Criticism of Judge Walker’s ruling on Proposition 8 is not limited to supporters of that proposition:
Both sides of the same-sex marriage debate reacted strongly to Judge Vaughn Walker’s decision in Perry v. Schwarzenegger to overturn Prop 8 in California. What has been most surprising is the developing consensus from prominent legal experts and analysts, including many who support the redefinition of marriage, who find Judge Walker’s opinion unpersuasive.
Any opinions about the defender’s case in favor of Proposition 8? How well did they make their case? According to the Salt Lake City Weekly:
If the tables were turned, and for various reasons the gay-rights movement’s most qualified experts were kept from testifying in Perry v. Schwarzenegegger, the federal challenge to California’s Proposition 8, many would be crying their eyes out about injustice in the legal system.

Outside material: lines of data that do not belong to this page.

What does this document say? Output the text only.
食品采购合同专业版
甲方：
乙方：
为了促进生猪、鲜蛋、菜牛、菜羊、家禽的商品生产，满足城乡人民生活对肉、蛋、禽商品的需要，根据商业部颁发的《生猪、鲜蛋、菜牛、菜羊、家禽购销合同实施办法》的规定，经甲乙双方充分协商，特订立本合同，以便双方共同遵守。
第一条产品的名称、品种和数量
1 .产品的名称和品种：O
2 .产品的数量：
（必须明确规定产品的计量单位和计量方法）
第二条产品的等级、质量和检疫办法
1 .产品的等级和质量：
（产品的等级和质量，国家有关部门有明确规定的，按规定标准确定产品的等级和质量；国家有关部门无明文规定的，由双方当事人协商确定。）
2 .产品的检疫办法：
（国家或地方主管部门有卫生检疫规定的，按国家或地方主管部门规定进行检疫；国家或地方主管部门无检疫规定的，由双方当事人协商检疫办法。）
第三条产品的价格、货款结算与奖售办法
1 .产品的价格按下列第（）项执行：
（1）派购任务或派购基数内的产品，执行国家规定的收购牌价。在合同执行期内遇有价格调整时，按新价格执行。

How did this happen? Well, the plaintiffs (those in favor of gay marriage) chose to sue only agencies from gay-friendly Los Angeles and San Francisco counties, none of whom wanted to defend Prop 8. The California Attorney General likewise declined to defend it and also did not appoint any other body to defend the law either.
The Salt Lake City Weekly went on to criticize the legal defense offered in support of Prop. 8: “We as a nation–since this impacts more than just California–were left with substandard experts to defend Prop. 8. . . . David Blankenhorn, a self-proclaimed “expert” on marriage. U.S. District Judge Vaughn Walker, very correctly in my view, ruled that Blankenhorn has no verifiable expertise in marriage, despite having written books on the subject, and thus his testimony regarding it was unreliable.”
I suggest that the defense of Proposition 8 include witnesses like historians who will make it clear how important the husband-wife relationship has been to the progress of our American society.